六十六話
少し短めです
銃火器の利点とはなんなのか?
そう言われて先ず先に思い付くのは破壊力と射程距離が大多数を占めるだろう。
たった直径5.56mmの弾丸でも骨を砕き容易に人命を消し去る威力を持つ。無論12.7mmや20mmクラスになると人体が縦に割れたり血煙になる事例も存在する。確かに自らの手が使うものでここまで破壊力があるのはそうもない。
そしてまた射程距離も特質な点である。
例えば軍隊で使用される一般的なアサルトライフルの有効射程距離は約500mだ。これは威力を保ちつつ届く範囲であり、飛ばすだけならもっと遠くまで届く。
つまりは敵よりも先に捕捉したならば一方的かつ、此方は何も危険なく敵を殲滅出来るということだ。
一方的な惨殺、殲滅は人間が最も得意とする分野である。人間の悪性と言っても良い。誰しも持ちうる一方的な攻撃性だ。
そんな人間が欲しがる二つの特色を持つ銃火器だが、本当の利点は別に有る。
それはどんな武器よりも使いやすいと言う事だ。ピンとこない者もいるだろうから例を挙げるとしよう。
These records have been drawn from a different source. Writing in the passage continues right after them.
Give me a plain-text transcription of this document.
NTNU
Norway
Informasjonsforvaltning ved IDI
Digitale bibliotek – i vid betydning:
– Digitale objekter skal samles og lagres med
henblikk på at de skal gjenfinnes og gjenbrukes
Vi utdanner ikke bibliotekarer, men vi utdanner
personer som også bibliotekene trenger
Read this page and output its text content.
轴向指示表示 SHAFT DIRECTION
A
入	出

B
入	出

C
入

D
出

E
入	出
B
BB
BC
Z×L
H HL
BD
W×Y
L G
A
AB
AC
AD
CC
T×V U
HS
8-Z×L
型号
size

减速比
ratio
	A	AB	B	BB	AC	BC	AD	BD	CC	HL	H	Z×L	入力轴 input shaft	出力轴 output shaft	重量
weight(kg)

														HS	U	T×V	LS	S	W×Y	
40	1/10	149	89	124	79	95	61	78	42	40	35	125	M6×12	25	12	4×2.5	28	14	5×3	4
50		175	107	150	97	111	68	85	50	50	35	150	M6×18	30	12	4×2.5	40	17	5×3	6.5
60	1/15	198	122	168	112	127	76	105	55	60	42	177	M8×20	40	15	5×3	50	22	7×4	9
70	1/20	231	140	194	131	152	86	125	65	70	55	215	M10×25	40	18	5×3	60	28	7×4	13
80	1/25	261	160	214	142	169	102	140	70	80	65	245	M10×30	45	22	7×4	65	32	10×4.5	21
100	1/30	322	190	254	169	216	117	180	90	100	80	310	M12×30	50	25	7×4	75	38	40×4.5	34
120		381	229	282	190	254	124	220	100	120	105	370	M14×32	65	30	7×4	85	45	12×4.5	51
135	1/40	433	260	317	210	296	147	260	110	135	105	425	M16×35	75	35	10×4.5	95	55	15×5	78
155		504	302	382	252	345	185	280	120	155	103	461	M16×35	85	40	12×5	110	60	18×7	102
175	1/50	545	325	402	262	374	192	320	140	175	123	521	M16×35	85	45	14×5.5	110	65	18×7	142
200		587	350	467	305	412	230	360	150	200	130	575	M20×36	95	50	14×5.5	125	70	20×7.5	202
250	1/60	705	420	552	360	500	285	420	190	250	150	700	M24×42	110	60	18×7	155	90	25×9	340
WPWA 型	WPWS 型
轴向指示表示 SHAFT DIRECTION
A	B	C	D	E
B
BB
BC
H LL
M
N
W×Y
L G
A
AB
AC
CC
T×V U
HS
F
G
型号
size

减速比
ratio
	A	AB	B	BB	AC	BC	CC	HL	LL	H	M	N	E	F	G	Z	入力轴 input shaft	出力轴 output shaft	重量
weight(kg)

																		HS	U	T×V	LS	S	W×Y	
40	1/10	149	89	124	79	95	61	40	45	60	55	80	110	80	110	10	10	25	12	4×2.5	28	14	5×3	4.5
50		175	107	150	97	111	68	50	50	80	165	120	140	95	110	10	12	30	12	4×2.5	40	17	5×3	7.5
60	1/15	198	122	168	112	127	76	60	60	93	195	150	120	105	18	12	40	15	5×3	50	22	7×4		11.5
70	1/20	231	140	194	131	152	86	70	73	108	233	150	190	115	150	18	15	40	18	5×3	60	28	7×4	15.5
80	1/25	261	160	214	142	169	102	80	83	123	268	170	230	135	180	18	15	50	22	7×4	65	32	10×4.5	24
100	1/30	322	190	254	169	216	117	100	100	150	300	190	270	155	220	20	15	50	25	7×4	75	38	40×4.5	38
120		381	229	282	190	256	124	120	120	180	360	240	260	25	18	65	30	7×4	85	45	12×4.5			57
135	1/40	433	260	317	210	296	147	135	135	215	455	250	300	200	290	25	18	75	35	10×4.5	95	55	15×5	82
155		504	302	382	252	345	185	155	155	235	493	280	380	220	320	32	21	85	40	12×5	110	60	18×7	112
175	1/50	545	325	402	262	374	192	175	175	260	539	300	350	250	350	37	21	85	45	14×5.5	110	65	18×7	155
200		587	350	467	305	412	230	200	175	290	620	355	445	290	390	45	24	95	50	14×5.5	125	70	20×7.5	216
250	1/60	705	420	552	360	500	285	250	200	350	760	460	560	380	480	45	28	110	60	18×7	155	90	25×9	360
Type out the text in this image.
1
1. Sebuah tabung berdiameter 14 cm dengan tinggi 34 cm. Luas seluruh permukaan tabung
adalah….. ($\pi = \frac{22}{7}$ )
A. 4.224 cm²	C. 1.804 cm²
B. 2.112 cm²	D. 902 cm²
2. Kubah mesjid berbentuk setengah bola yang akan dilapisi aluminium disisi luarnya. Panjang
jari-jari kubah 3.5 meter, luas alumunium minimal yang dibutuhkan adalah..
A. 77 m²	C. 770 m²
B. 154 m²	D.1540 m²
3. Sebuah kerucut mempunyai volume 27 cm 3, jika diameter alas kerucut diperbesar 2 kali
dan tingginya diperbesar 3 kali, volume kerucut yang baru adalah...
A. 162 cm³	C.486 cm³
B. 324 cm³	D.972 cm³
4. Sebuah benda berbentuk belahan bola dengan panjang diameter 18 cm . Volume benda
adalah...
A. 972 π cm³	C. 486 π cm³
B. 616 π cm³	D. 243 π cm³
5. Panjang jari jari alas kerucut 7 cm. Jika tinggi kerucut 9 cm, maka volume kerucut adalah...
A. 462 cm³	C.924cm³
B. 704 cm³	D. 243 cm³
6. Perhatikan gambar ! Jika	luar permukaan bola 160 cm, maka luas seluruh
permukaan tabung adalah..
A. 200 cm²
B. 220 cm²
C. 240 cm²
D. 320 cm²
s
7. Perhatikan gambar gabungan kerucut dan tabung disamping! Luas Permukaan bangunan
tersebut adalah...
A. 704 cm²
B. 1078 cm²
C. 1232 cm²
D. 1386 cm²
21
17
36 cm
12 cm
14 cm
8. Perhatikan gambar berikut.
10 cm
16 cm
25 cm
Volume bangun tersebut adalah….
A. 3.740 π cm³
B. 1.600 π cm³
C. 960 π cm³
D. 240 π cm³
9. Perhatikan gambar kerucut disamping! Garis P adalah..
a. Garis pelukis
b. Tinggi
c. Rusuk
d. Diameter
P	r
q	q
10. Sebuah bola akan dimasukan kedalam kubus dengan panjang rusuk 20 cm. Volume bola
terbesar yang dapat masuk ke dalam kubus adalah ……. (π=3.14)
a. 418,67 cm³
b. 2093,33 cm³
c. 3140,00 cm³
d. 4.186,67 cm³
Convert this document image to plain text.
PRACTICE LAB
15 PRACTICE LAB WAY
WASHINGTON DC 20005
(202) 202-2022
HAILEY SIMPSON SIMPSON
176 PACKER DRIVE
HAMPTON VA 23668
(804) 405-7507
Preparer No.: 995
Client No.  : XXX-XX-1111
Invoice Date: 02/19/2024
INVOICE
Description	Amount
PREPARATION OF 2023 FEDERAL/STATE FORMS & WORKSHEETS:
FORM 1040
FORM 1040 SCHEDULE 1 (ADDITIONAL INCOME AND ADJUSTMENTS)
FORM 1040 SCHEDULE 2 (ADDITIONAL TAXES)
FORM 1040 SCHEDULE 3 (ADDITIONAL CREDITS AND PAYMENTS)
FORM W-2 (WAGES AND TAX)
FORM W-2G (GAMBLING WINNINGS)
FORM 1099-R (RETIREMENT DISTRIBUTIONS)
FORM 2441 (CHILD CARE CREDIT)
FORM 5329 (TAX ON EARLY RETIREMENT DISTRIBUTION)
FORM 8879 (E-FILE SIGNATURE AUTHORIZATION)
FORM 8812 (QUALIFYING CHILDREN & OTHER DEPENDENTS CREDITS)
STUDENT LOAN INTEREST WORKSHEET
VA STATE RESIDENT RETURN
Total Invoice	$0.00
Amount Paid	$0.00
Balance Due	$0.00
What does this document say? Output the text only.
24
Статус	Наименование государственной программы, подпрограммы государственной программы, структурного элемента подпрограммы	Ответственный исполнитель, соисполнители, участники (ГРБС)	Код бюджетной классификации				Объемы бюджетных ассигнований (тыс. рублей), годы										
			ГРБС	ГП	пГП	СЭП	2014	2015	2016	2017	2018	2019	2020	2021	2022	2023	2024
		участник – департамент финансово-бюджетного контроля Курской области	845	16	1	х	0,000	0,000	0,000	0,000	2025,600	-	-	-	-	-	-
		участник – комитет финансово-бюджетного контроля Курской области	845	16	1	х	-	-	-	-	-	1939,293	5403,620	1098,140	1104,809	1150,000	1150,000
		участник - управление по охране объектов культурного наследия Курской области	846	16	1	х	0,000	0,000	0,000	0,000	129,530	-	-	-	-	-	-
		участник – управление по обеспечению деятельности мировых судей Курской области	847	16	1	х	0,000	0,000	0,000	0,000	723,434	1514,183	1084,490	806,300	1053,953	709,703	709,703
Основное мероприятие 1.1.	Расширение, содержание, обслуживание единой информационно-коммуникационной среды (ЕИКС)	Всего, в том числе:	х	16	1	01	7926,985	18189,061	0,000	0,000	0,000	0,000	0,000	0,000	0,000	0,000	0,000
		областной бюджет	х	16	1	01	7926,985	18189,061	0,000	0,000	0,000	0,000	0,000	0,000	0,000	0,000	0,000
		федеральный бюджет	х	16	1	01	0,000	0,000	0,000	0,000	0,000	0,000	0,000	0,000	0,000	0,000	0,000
例えば、数十年刀を振り続け、技を研き剣聖と謳われる者が居たとしよう。その者と今日初めて刀を持った者が居て、戦場で戦ったとする。
結果はどうなるだろうか?
勿論100%の確率で初めて刀を持った者が死ぬ。その差は歴然。見るも明らかだ。
だがしかし銃火器は違う。
歴戦の特殊部隊員がまだ銃火器を持って間もない女子供に射殺される事がある。ろくに訓練されてない民兵達が米国海兵隊部隊を特殊部隊を撃退した事例さえある。
古風に言えば、火縄銃を持った農民達が騎馬隊を殺せる。だからこそ戦場から槍や弓は駆逐され、銃火器が戦場の主役となったのだ。
そんな戦場の主役たる銃火器だがある一点において他の武器と同じ欠点がある。それは新兵には誰しも現れる物で、傭兵になる前の守孝も陥った事がある。
今回はそれを彼女に体験してもらう事にする。それはとても辛く苦い経験となるだろう。だがそれは彼女がこの先自らが選んだ道を往く中で必ず必要になる事なのであった。
「おーい、冒険者ギルドの依頼を受けたこれから行くぞ」
一ヶ月以上泊まり込みで保々我が家と貸している宿の居室に帰ってくるなり守孝は言い放った。
「分かりましたマスター」
「いやちょっと待って師匠。いきなり過ぎない?」
急にドアが開いたかと思ったらいきなりの宣言、その反応は両極端である。
彼の従僕(自称)のパーフェクト美少女メイド自動人形(笑)であるインは直ぐに出発の準備を進め、一方弟子入り(仮)のソフィアは困惑して質問をぶつけた。
「これも訓練だ。いきなりの状況でも行動するのはこの先重要になる」
そう言われれば彼女は黙らざる終えない。彼に弟子入りしてから彼が彼女に対して行った事に殆ど無駄はなく全て経験として活きるものであった。
それでもいきなり地雷を解体せよと言われたのは死ぬかと思ったが……
(勿論火薬は抜いてあるが彼女はそれを知らない)
「それでどんな依頼なの?」
決まってしまったものは仕方がないと彼女も覚悟を決め依頼の内容を聞いてみる。師匠の事だからどうせ生半可ないらいではないだろう。
「なに依頼はごく簡単だそう固くなる事もない。ただ単の人狩り、王都から一週間ほど行った所にある峠に屯してる野盗の輩どもを鏖殺するだけさ」
「なんだそれならかん……いやちょっと待って待って。もう一度言って?」
なにやら衝撃的な言動が飛び出して来たような気がして彼女は顔を手で覆いもう一度依頼内容を聞く。
「野盗の討伐だ簡単だぞ?銃を構えて撃つ。それだけで終わるんだからな」
事も無げに話す彼は既に装備を身に付け始めている。彼女の装備も既に用意され綺麗に並べられていた。
「師匠……こう言うのは先ずはモンスターとかで段階を踏むものじゃないの?」
「そんな甘っちょろい事を言ってたら一生人殺しなんて出来ん。俺は前に言ったよな、お前が往く道は薄汚れた道となるってな」
守孝は着替えを終えると装備をソフィアに投げ渡す。既にインは準備万端のようで彼の後ろに、己の位置だと主張するかのように立たずんでいる。